Introducing ‘Arandell’ (formerly NY95.0301.01, left) and ‘Aromella’ (formerly NY76.0844.24, right). The new names of the grapes were announced February 7 at the Viticulture 2013 conference.

Cornell Chronicle article [2/7/2013] by Kate Frazer, agricultural stations communications officer for the College of Agriculture and Life Sciences.

After a novel naming challenge drew more than 1,000 suggestions from around the world, a Cornell University breeder has revealed the secret identities of two new wine grapes: ‘Arandell’ and ‘Aromella’.

Bruce Reisch, professor of horticulture in the College of Agriculture and Life Sciences, introduced the grapes at Viticulture 2013 in Rochester, N.Y., Feb. 7.

‘Arandell’—a mash-up of “arandano,” the Spanish word for blueberry, and the “ell” from Cornell—is the first grape released from The New York State Agricultural Experiment Station’s “no-spray” vineyard.

Reisch hopes its hint of blueberry will attract wine lovers, while its superior resistance to downy and powdery mildews will appeal to growers interested in more sustainable practices. Its name was suggested by Michael Fleischhauer, retired computer analyst and wine enthusiast from Juneau, Alaska.

‘Aromella’, an aromatic, muscat white wine grape, was named by Michael Borboa, a Californian winemaker and songwriter who used a lyric exercise he uses for writing songs. ‘Aromella’ ranks high for winter hardiness and productivity.

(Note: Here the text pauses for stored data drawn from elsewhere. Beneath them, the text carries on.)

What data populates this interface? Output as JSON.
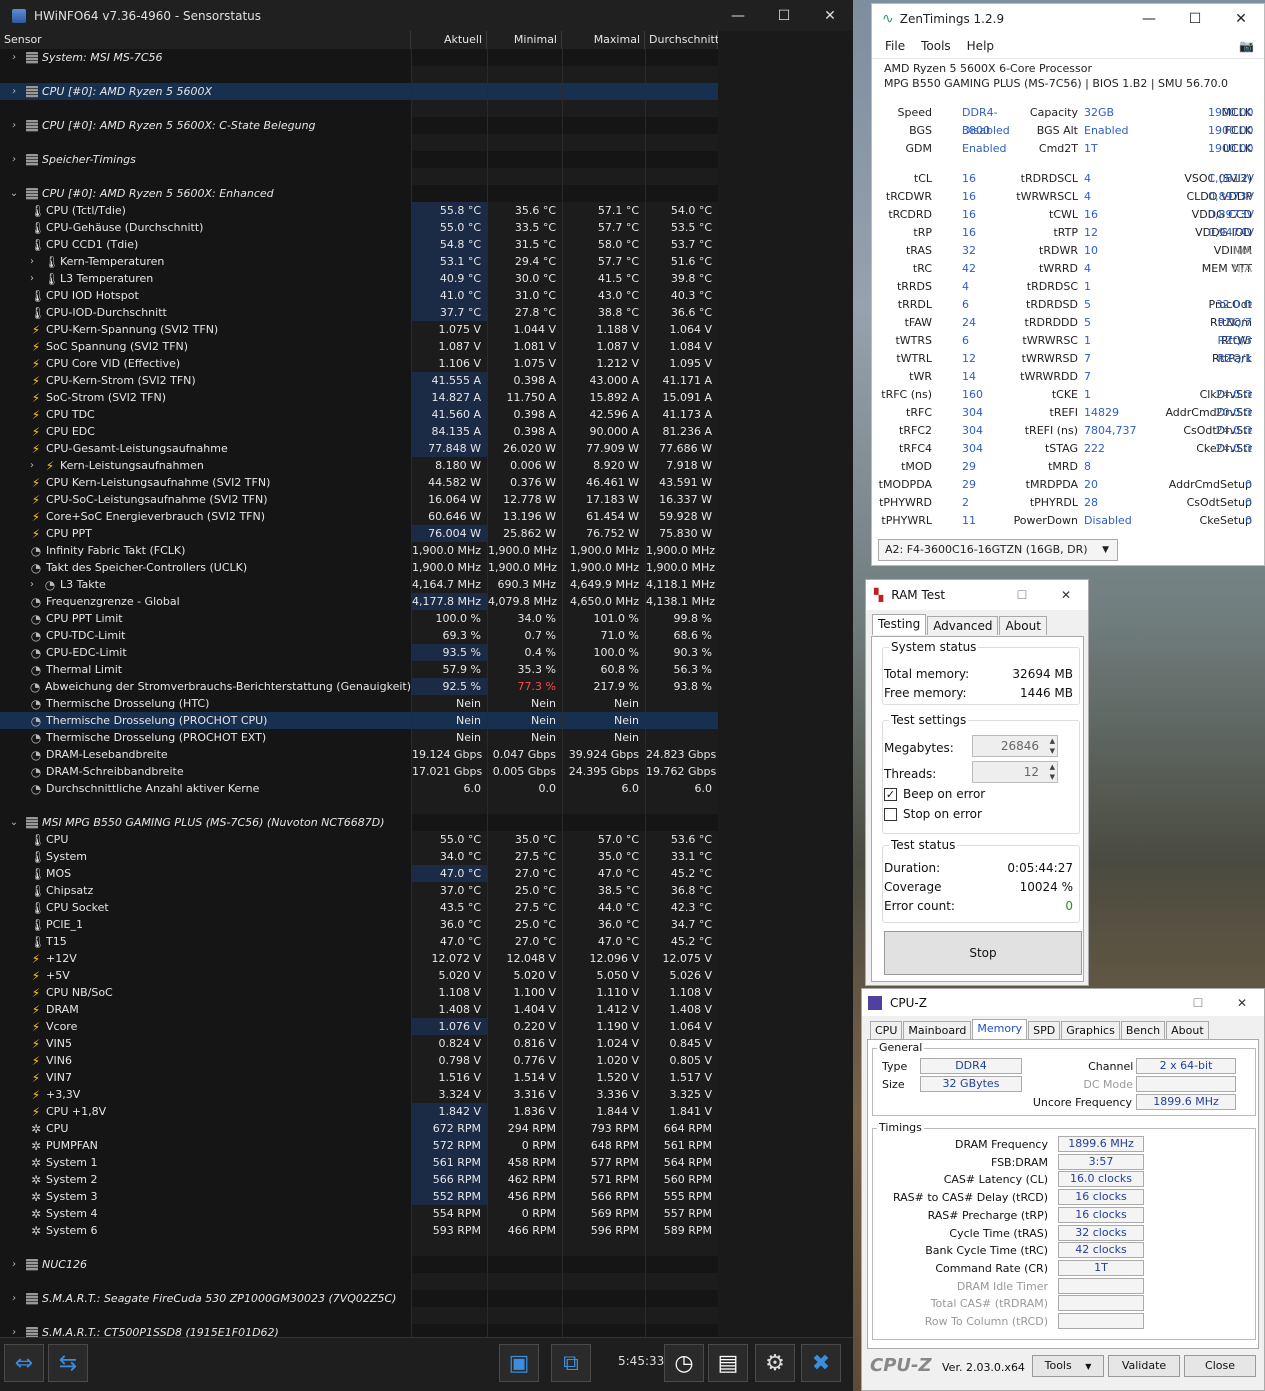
{
  "hwinfo": {
    "title": "HWiNFO64 v7.36-4960 - Sensorstatus",
    "columns": [
      "Sensor",
      "Aktuell",
      "Minimal",
      "Maximal",
      "Durchschnitt"
    ],
    "rows": [
      {
        "t": "g",
        "exp": "›",
        "label": "System: MSI MS-7C56"
      },
      {
        "t": "b"
      },
      {
        "t": "g",
        "exp": "›",
        "label": "CPU [#0]: AMD Ryzen 5 5600X",
        "sel": true
      },
      {
        "t": "b"
      },
      {
        "t": "g",
        "exp": "›",
        "label": "CPU [#0]: AMD Ryzen 5 5600X: C-State Belegung"
      },
      {
        "t": "b"
      },
      {
        "t": "g",
        "exp": "›",
        "label": "Speicher-Timings"
      },
      {
        "t": "b"
      },
      {
        "t": "g",
        "exp": "⌄",
        "label": "CPU [#0]: AMD Ryzen 5 5600X: Enhanced"
      },
      {
        "i": "temp",
        "label": "CPU (Tctl/Tdie)",
        "v": [
          "55.8 °C",
          "35.6 °C",
          "57.1 °C",
          "54.0 °C"
        ],
        "hl": true
      },
      {
        "i": "temp",
        "label": "CPU-Gehäuse (Durchschnitt)",
        "v": [
          "55.0 °C",
          "33.5 °C",
          "57.7 °C",
          "53.5 °C"
        ],
        "hl": true
      },
      {
        "i": "temp",
        "label": "CPU CCD1 (Tdie)",
        "v": [
          "54.8 °C",
          "31.5 °C",
          "58.0 °C",
          "53.7 °C"
        ],
        "hl": true
      },
      {
        "i": "temp",
        "sub": true,
        "label": "Kern-Temperaturen",
        "v": [
          "53.1 °C",
          "29.4 °C",
          "57.7 °C",
          "51.6 °C"
        ],
        "hl": true
      },
      {
        "i": "temp",
        "sub": true,
        "label": "L3 Temperaturen",
        "v": [
          "40.9 °C",
          "30.0 °C",
          "41.5 °C",
          "39.8 °C"
        ],
        "hl": true
      },
      {
        "i": "temp",
        "label": "CPU IOD Hotspot",
        "v": [
          "41.0 °C",
          "31.0 °C",
          "43.0 °C",
          "40.3 °C"
        ],
        "hl": true
      },
      {
        "i": "temp",
        "label": "CPU-IOD-Durchschnitt",
        "v": [
          "37.7 °C",
          "27.8 °C",
          "38.8 °C",
          "36.6 °C"
        ],
        "hl": true
      },
      {
        "i": "volt",
        "label": "CPU-Kern-Spannung (SVI2 TFN)",
        "v": [
          "1.075 V",
          "1.044 V",
          "1.188 V",
          "1.064 V"
        ]
      },
      {
        "i": "volt",
        "label": "SoC Spannung (SVI2 TFN)",
        "v": [
          "1.087 V",
          "1.081 V",
          "1.087 V",
          "1.084 V"
        ]
      },
      {
        "i": "volt",
        "label": "CPU Core VID (Effective)",
        "v": [
          "1.106 V",
          "1.075 V",
          "1.212 V",
          "1.095 V"
        ]
      },
      {
        "i": "volt",
        "label": "CPU-Kern-Strom (SVI2 TFN)",
        "v": [
          "41.555 A",
          "0.398 A",
          "43.000 A",
          "41.171 A"
        ],
        "hl": true
      },
      {
        "i": "volt",
        "label": "SoC-Strom (SVI2 TFN)",
        "v": [
          "14.827 A",
          "11.750 A",
          "15.892 A",
          "15.091 A"
        ],
        "hl": true
      },
      {
        "i": "volt",
        "label": "CPU TDC",
        "v": [
          "41.560 A",
          "0.398 A",
          "42.596 A",
          "41.173 A"
        ],
        "hl": true
      },
      {
        "i": "volt",
        "label": "CPU EDC",
        "v": [
          "84.135 A",
          "0.398 A",
          "90.000 A",
          "81.236 A"
        ],
        "hl": true
      },
      {
        "i": "volt",
        "label": "CPU-Gesamt-Leistungsaufnahme",
        "v": [
          "77.848 W",
          "26.020 W",
          "77.909 W",
          "77.686 W"
        ],
        "hl": true
      },
      {
        "i": "volt",
        "sub": true,
        "label": "Kern-Leistungsaufnahmen",
        "v": [
          "8.180 W",
          "0.006 W",
          "8.920 W",
          "7.918 W"
        ]
      },
      {
        "i": "volt",
        "label": "CPU Kern-Leistungsaufnahme (SVI2 TFN)",
        "v": [
          "44.582 W",
          "0.376 W",
          "46.461 W",
          "43.591 W"
        ]
      },
      {
        "i": "volt",
        "label": "CPU-SoC-Leistungsaufnahme (SVI2 TFN)",
        "v": [
          "16.064 W",
          "12.778 W",
          "17.183 W",
          "16.337 W"
        ]
      },
      {
        "i": "volt",
        "label": "Core+SoC Energieverbrauch (SVI2 TFN)",
        "v": [
          "60.646 W",
          "13.196 W",
          "61.454 W",
          "59.928 W"
        ]
      },
      {
        "i": "volt",
        "label": "CPU PPT",
        "v": [
          "76.004 W",
          "25.862 W",
          "76.752 W",
          "75.830 W"
        ],
        "hl": true
      },
      {
        "i": "clock",
        "label": "Infinity Fabric Takt (FCLK)",
        "v": [
          "1,900.0 MHz",
          "1,900.0 MHz",
          "1,900.0 MHz",
          "1,900.0 MHz"
        ]
      },
      {
        "i": "clock",
        "label": "Takt des Speicher-Controllers (UCLK)",
        "v": [
          "1,900.0 MHz",
          "1,900.0 MHz",
          "1,900.0 MHz",
          "1,900.0 MHz"
        ]
      },
      {
        "i": "clock",
        "sub": true,
        "label": "L3 Takte",
        "v": [
          "4,164.7 MHz",
          "690.3 MHz",
          "4,649.9 MHz",
          "4,118.1 MHz"
        ]
      },
      {
        "i": "clock",
        "label": "Frequenzgrenze - Global",
        "v": [
          "4,177.8 MHz",
          "4,079.8 MHz",
          "4,650.0 MHz",
          "4,138.1 MHz"
        ],
        "hl": true
      },
      {
        "i": "clock",
        "label": "CPU PPT Limit",
        "v": [
          "100.0 %",
          "34.0 %",
          "101.0 %",
          "99.8 %"
        ]
      },
      {
        "i": "clock",
        "label": "CPU-TDC-Limit",
        "v": [
          "69.3 %",
          "0.7 %",
          "71.0 %",
          "68.6 %"
        ]
      },
      {
        "i": "clock",
        "label": "CPU-EDC-Limit",
        "v": [
          "93.5 %",
          "0.4 %",
          "100.0 %",
          "90.3 %"
        ],
        "hl": true
      },
      {
        "i": "clock",
        "label": "Thermal Limit",
        "v": [
          "57.9 %",
          "35.3 %",
          "60.8 %",
          "56.3 %"
        ]
      },
      {
        "i": "clock",
        "label": "Abweichung der Stromverbrauchs-Berichterstattung (Genauigkeit)",
        "v": [
          "92.5 %",
          "77.3 %",
          "217.9 %",
          "93.8 %"
        ],
        "hl": true,
        "redmin": true
      },
      {
        "i": "clock",
        "label": "Thermische Drosselung (HTC)",
        "v": [
          "Nein",
          "Nein",
          "Nein",
          ""
        ]
      },
      {
        "i": "clock",
        "label": "Thermische Drosselung (PROCHOT CPU)",
        "v": [
          "Nein",
          "Nein",
          "Nein",
          ""
        ],
        "sel": true
      },
      {
        "i": "clock",
        "label": "Thermische Drosselung (PROCHOT EXT)",
        "v": [
          "Nein",
          "Nein",
          "Nein",
          ""
        ]
      },
      {
        "i": "clock",
        "label": "DRAM-Lesebandbreite",
        "v": [
          "19.124 Gbps",
          "0.047 Gbps",
          "39.924 Gbps",
          "24.823 Gbps"
        ]
      },
      {
        "i": "clock",
        "label": "DRAM-Schreibbandbreite",
        "v": [
          "17.021 Gbps",
          "0.005 Gbps",
          "24.395 Gbps",
          "19.762 Gbps"
        ]
      },
      {
        "i": "clock",
        "label": "Durchschnittliche Anzahl aktiver Kerne",
        "v": [
          "6.0",
          "0.0",
          "6.0",
          "6.0"
        ]
      },
      {
        "t": "b"
      },
      {
        "t": "g",
        "exp": "⌄",
        "label": "MSI MPG B550 GAMING PLUS (MS-7C56) (Nuvoton NCT6687D)"
      },
      {
        "i": "temp",
        "label": "CPU",
        "v": [
          "55.0 °C",
          "35.0 °C",
          "57.0 °C",
          "53.6 °C"
        ]
      },
      {
        "i": "temp",
        "label": "System",
        "v": [
          "34.0 °C",
          "27.5 °C",
          "35.0 °C",
          "33.1 °C"
        ]
      },
      {
        "i": "temp",
        "label": "MOS",
        "v": [
          "47.0 °C",
          "27.0 °C",
          "47.0 °C",
          "45.2 °C"
        ],
        "hl": true
      },
      {
        "i": "temp",
        "label": "Chipsatz",
        "v": [
          "37.0 °C",
          "25.0 °C",
          "38.5 °C",
          "36.8 °C"
        ]
      },
      {
        "i": "temp",
        "label": "CPU Socket",
        "v": [
          "43.5 °C",
          "27.5 °C",
          "44.0 °C",
          "42.3 °C"
        ]
      },
      {
        "i": "temp",
        "label": "PCIE_1",
        "v": [
          "36.0 °C",
          "25.0 °C",
          "36.0 °C",
          "34.7 °C"
        ]
      },
      {
        "i": "temp",
        "label": "T15",
        "v": [
          "47.0 °C",
          "27.0 °C",
          "47.0 °C",
          "45.2 °C"
        ]
      },
      {
        "i": "volt",
        "label": "+12V",
        "v": [
          "12.072 V",
          "12.048 V",
          "12.096 V",
          "12.075 V"
        ]
      },
      {
        "i": "volt",
        "label": "+5V",
        "v": [
          "5.020 V",
          "5.020 V",
          "5.050 V",
          "5.026 V"
        ]
      },
      {
        "i": "volt",
        "label": "CPU NB/SoC",
        "v": [
          "1.108 V",
          "1.100 V",
          "1.110 V",
          "1.108 V"
        ]
      },
      {
        "i": "volt",
        "label": "DRAM",
        "v": [
          "1.408 V",
          "1.404 V",
          "1.412 V",
          "1.408 V"
        ]
      },
      {
        "i": "volt",
        "label": "Vcore",
        "v": [
          "1.076 V",
          "0.220 V",
          "1.190 V",
          "1.064 V"
        ],
        "hl": true
      },
      {
        "i": "volt",
        "label": "VIN5",
        "v": [
          "0.824 V",
          "0.816 V",
          "1.024 V",
          "0.845 V"
        ]
      },
      {
        "i": "volt",
        "label": "VIN6",
        "v": [
          "0.798 V",
          "0.776 V",
          "1.020 V",
          "0.805 V"
        ]
      },
      {
        "i": "volt",
        "label": "VIN7",
        "v": [
          "1.516 V",
          "1.514 V",
          "1.520 V",
          "1.517 V"
        ]
      },
      {
        "i": "volt",
        "label": "+3,3V",
        "v": [
          "3.324 V",
          "3.316 V",
          "3.336 V",
          "3.325 V"
        ]
      },
      {
        "i": "volt",
        "label": "CPU +1,8V",
        "v": [
          "1.842 V",
          "1.836 V",
          "1.844 V",
          "1.841 V"
        ],
        "hl": true
      },
      {
        "i": "fan",
        "label": "CPU",
        "v": [
          "672 RPM",
          "294 RPM",
          "793 RPM",
          "664 RPM"
        ],
        "hl": true
      },
      {
        "i": "fan",
        "label": "PUMPFAN",
        "v": [
          "572 RPM",
          "0 RPM",
          "648 RPM",
          "561 RPM"
        ],
        "hl": true
      },
      {
        "i": "fan",
        "label": "System 1",
        "v": [
          "561 RPM",
          "458 RPM",
          "577 RPM",
          "564 RPM"
        ],
        "hl": true
      },
      {
        "i": "fan",
        "label": "System 2",
        "v": [
          "566 RPM",
          "462 RPM",
          "571 RPM",
          "560 RPM"
        ],
        "hl": true
      },
      {
        "i": "fan",
        "label": "System 3",
        "v": [
          "552 RPM",
          "456 RPM",
          "566 RPM",
          "555 RPM"
        ],
        "hl": true
      },
      {
        "i": "fan",
        "label": "System 4",
        "v": [
          "554 RPM",
          "0 RPM",
          "569 RPM",
          "557 RPM"
        ]
      },
      {
        "i": "fan",
        "label": "System 6",
        "v": [
          "593 RPM",
          "466 RPM",
          "596 RPM",
          "589 RPM"
        ]
      },
      {
        "t": "b"
      },
      {
        "t": "g",
        "exp": "›",
        "label": "NUC126"
      },
      {
        "t": "b"
      },
      {
        "t": "g",
        "exp": "›",
        "label": "S.M.A.R.T.: Seagate FireCuda 530 ZP1000GM30023 (7VQ02Z5C)"
      },
      {
        "t": "b"
      },
      {
        "t": "g",
        "exp": "›",
        "label": "S.M.A.R.T.: CT500P1SSD8 (1915E1F01D62)"
      }
    ],
    "time": "5:45:33"
  },
  "zentimings": {
    "title": "ZenTimings 1.2.9",
    "menu": [
      "File",
      "Tools",
      "Help"
    ],
    "cpu": "AMD Ryzen 5 5600X 6-Core Processor",
    "board": "MPG B550 GAMING PLUS (MS-7C56) | BIOS 1.B2 | SMU 56.70.0",
    "top": [
      [
        [
          "Speed",
          "DDR4-3800"
        ],
        [
          "Capacity",
          "32GB"
        ],
        [
          "MCLK",
          "1900.00"
        ]
      ],
      [
        [
          "BGS",
          "Disabled"
        ],
        [
          "BGS Alt",
          "Enabled"
        ],
        [
          "FCLK",
          "1900.00"
        ]
      ],
      [
        [
          "GDM",
          "Enabled"
        ],
        [
          "Cmd2T",
          "1T"
        ],
        [
          "UCLK",
          "1900.00"
        ]
      ]
    ],
    "timings": [
      [
        [
          "tCL",
          "16"
        ],
        [
          "tRDRDSCL",
          "4"
        ],
        [
          "VSOC (SVI2)",
          "1,0813V"
        ]
      ],
      [
        [
          "tRCDWR",
          "16"
        ],
        [
          "tWRWRSCL",
          "4"
        ],
        [
          "CLDO VDDP",
          "0,8973V"
        ]
      ],
      [
        [
          "tRCDRD",
          "16"
        ],
        [
          "tCWL",
          "16"
        ],
        [
          "VDDG CCD",
          "0,8973V"
        ]
      ],
      [
        [
          "tRP",
          "16"
        ],
        [
          "tRTP",
          "12"
        ],
        [
          "VDDG IOD",
          "0,9474V"
        ]
      ],
      [
        [
          "tRAS",
          "32"
        ],
        [
          "tRDWR",
          "10"
        ],
        [
          "VDIMM",
          "N/A"
        ]
      ],
      [
        [
          "tRC",
          "42"
        ],
        [
          "tWRRD",
          "4"
        ],
        [
          "MEM VTT",
          "N/A"
        ]
      ],
      [
        [
          "tRRDS",
          "4"
        ],
        [
          "tRDRDSC",
          "1"
        ],
        [
          "",
          ""
        ]
      ],
      [
        [
          "tRRDL",
          "6"
        ],
        [
          "tRDRDSD",
          "5"
        ],
        [
          "ProcOdt",
          "32.0 Ω"
        ]
      ],
      [
        [
          "tFAW",
          "24"
        ],
        [
          "tRDRDDD",
          "5"
        ],
        [
          "RttNom",
          "RZQ/7"
        ]
      ],
      [
        [
          "tWTRS",
          "6"
        ],
        [
          "tWRWRSC",
          "1"
        ],
        [
          "RttWr",
          "RZQ/3"
        ]
      ],
      [
        [
          "tWTRL",
          "12"
        ],
        [
          "tWRWRSD",
          "7"
        ],
        [
          "RttPark",
          "RZQ/1"
        ]
      ],
      [
        [
          "tWR",
          "14"
        ],
        [
          "tWRWRDD",
          "7"
        ],
        [
          "",
          ""
        ]
      ],
      [
        [
          "tRFC (ns)",
          "160"
        ],
        [
          "tCKE",
          "1"
        ],
        [
          "ClkDrvStr",
          "24.0 Ω"
        ]
      ],
      [
        [
          "tRFC",
          "304"
        ],
        [
          "tREFI",
          "14829"
        ],
        [
          "AddrCmdDrvStr",
          "20.0 Ω"
        ]
      ],
      [
        [
          "tRFC2",
          "304"
        ],
        [
          "tREFI (ns)",
          "7804,737"
        ],
        [
          "CsOdtDrvStr",
          "24.0 Ω"
        ]
      ],
      [
        [
          "tRFC4",
          "304"
        ],
        [
          "tSTAG",
          "222"
        ],
        [
          "CkeDrvStr",
          "24.0 Ω"
        ]
      ],
      [
        [
          "tMOD",
          "29"
        ],
        [
          "tMRD",
          "8"
        ],
        [
          "",
          ""
        ]
      ],
      [
        [
          "tMODPDA",
          "29"
        ],
        [
          "tMRDPDA",
          "20"
        ],
        [
          "AddrCmdSetup",
          "0"
        ]
      ],
      [
        [
          "tPHYWRD",
          "2"
        ],
        [
          "tPHYRDL",
          "28"
        ],
        [
          "CsOdtSetup",
          "0"
        ]
      ],
      [
        [
          "tPHYWRL",
          "11"
        ],
        [
          "PowerDown",
          "Disabled"
        ],
        [
          "CkeSetup",
          "0"
        ]
      ]
    ],
    "module": "A2: F4-3600C16-16GTZN (16GB, DR)"
  },
  "ramtest": {
    "title": "RAM Test",
    "tabs": [
      "Testing",
      "Advanced",
      "About"
    ],
    "system_status": "System status",
    "total_memory_label": "Total memory:",
    "total_memory": "32694 MB",
    "free_memory_label": "Free memory:",
    "free_memory": "1446 MB",
    "test_settings": "Test settings",
    "megabytes_label": "Megabytes:",
    "megabytes": "26846",
    "threads_label": "Threads:",
    "threads": "12",
    "beep_label": "Beep on error",
    "stop_label": "Stop on error",
    "test_status": "Test status",
    "duration_label": "Duration:",
    "duration": "0:05:44:27",
    "coverage_label": "Coverage",
    "coverage": "10024 %",
    "errors_label": "Error count:",
    "errors": "0",
    "stop_button": "Stop"
  },
  "cpuz": {
    "title": "CPU-Z",
    "tabs": [
      "CPU",
      "Mainboard",
      "Memory",
      "SPD",
      "Graphics",
      "Bench",
      "About"
    ],
    "general": "General",
    "type_label": "Type",
    "type": "DDR4",
    "size_label": "Size",
    "size": "32 GBytes",
    "channel_label": "Channel #",
    "channel": "2 x 64-bit",
    "dc_label": "DC Mode",
    "uncore_label": "Uncore Frequency",
    "uncore": "1899.6 MHz",
    "timings": "Timings",
    "trows": [
      [
        "DRAM Frequency",
        "1899.6 MHz"
      ],
      [
        "FSB:DRAM",
        "3:57"
      ],
      [
        "CAS# Latency (CL)",
        "16.0 clocks"
      ],
      [
        "RAS# to CAS# Delay (tRCD)",
        "16 clocks"
      ],
      [
        "RAS# Precharge (tRP)",
        "16 clocks"
      ],
      [
        "Cycle Time (tRAS)",
        "32 clocks"
      ],
      [
        "Bank Cycle Time (tRC)",
        "42 clocks"
      ],
      [
        "Command Rate (CR)",
        "1T"
      ],
      [
        "DRAM Idle Timer",
        ""
      ],
      [
        "Total CAS# (tRDRAM)",
        ""
      ],
      [
        "Row To Column (tRCD)",
        ""
      ]
    ],
    "logo": "CPU-Z",
    "version": "Ver. 2.03.0.x64",
    "tools": "Tools",
    "validate": "Validate",
    "close": "Close"
  }
}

Reisch says its release is timely given the growing popularity of muscat wines.

The project emerged almost accidently when Anna Katharine Mansfield, assistant professor of enology, suggested emailing colleagues to introduce two varieties ripe for naming. As news of their appeal spread through the proverbial grapevine, it attracted coverage from outlets including NPR’s Morning Edition and Bon Appétit online.